The latest and current lifestyle, (please…dunt make it my new life but rather a tempory phase)

  • Wake up early (6.30 am) as well as go to bed early (9pm and if im lucky, I can make it to 11pm) what a shame!!!

  • Working my ass off (deal with numbersssss… sounds impossible but it is seriously happening)

  • Finish work at 4.30 pm then straight to home, maybe groceries shopping on the way home and luckily, if some relatives or friends visit me, I can hang out a bit in Malang (big sigh)

  • And then my favorite part, lay in my bed watching my favorite series or go online with the very disturbing speed and connection.

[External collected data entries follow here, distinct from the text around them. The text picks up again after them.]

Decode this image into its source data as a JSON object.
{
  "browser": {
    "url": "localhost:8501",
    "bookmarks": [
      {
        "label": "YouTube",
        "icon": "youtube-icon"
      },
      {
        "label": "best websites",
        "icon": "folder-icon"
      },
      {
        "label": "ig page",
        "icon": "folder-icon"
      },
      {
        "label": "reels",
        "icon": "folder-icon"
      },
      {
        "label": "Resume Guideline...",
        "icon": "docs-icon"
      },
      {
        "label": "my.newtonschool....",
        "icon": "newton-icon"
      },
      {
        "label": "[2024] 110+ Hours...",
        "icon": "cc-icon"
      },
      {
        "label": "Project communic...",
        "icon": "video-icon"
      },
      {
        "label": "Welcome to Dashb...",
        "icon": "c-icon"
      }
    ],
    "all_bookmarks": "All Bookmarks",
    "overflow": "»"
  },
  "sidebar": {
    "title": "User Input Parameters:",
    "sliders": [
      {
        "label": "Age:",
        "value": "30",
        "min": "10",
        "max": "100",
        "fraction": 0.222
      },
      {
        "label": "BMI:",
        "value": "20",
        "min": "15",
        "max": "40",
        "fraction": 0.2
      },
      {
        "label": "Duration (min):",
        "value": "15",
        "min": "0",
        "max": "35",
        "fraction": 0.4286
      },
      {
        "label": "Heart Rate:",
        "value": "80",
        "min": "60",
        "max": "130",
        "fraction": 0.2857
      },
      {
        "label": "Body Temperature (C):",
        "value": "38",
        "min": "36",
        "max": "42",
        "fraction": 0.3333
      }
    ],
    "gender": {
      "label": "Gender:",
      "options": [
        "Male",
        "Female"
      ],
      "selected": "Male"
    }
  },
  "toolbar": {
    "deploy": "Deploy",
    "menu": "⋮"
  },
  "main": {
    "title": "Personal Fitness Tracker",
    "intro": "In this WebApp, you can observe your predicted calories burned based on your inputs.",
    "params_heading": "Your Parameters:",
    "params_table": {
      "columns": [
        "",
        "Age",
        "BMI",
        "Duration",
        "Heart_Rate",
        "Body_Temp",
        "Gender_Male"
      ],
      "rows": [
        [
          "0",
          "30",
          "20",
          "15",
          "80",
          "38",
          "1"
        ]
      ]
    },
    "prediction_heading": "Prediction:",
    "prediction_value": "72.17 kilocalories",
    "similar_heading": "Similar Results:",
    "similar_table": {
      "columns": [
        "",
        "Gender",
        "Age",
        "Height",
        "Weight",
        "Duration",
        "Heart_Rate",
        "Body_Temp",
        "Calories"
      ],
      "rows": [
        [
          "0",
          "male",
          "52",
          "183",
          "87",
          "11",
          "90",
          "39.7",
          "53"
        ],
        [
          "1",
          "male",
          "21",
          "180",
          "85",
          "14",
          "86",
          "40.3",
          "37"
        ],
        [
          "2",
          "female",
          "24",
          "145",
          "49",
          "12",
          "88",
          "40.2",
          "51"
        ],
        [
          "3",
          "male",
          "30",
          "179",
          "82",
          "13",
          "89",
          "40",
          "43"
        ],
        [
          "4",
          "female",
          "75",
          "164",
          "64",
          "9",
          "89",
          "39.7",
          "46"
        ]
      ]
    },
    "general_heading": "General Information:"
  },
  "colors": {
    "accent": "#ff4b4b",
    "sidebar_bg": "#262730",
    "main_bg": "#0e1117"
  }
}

  • Making long distance phone calls, coz mostly my friends are far far always from here.

So far I can survive, but then again this is not the best but the only way I should take. I’m trying to take the positive side, in indo there are several things that I could do such as:

· Spa (meni,pedi, all different kind of treatment from head to toe)
· Healthy food (don’t have to think about the money to spend to buy it)
· Mbak (who will take care of everything)
· Money (it’s always there)

and what mostly people would say a family .... (eric cartman voice)

But again, right now I just go with flow; as my good friend told me that someday soon I’ll get and be exactly what I want and I just pray that day will come real soon. I miss all my friends very much, I wish I could turn back the time and be with you guys like the way we used to be. However, rather than keep dreaming, I know and realize that now is
the time to change to be more serious and focus with the future.

Monday, July 13, 2009

Introducing the owlhugger

The Owlhugger

New life, new place, and i suppose a new blog for me too. I will introduce my new blog Owlhugger since i've been fancy the owl with no specific reason and the word hugger came from the treehugger, you guys must be familiar with it or hopefully start to know it. From now on, this blog will be my "junk" place where i can throw away all my feelings whether it's good or bad. My old account is now officialy closed since it never been updated and i found it really chilldish or perhaps this blog is more childish but i don't really care coz again it's a "junk" that will be filled with lots and lots of my stuff.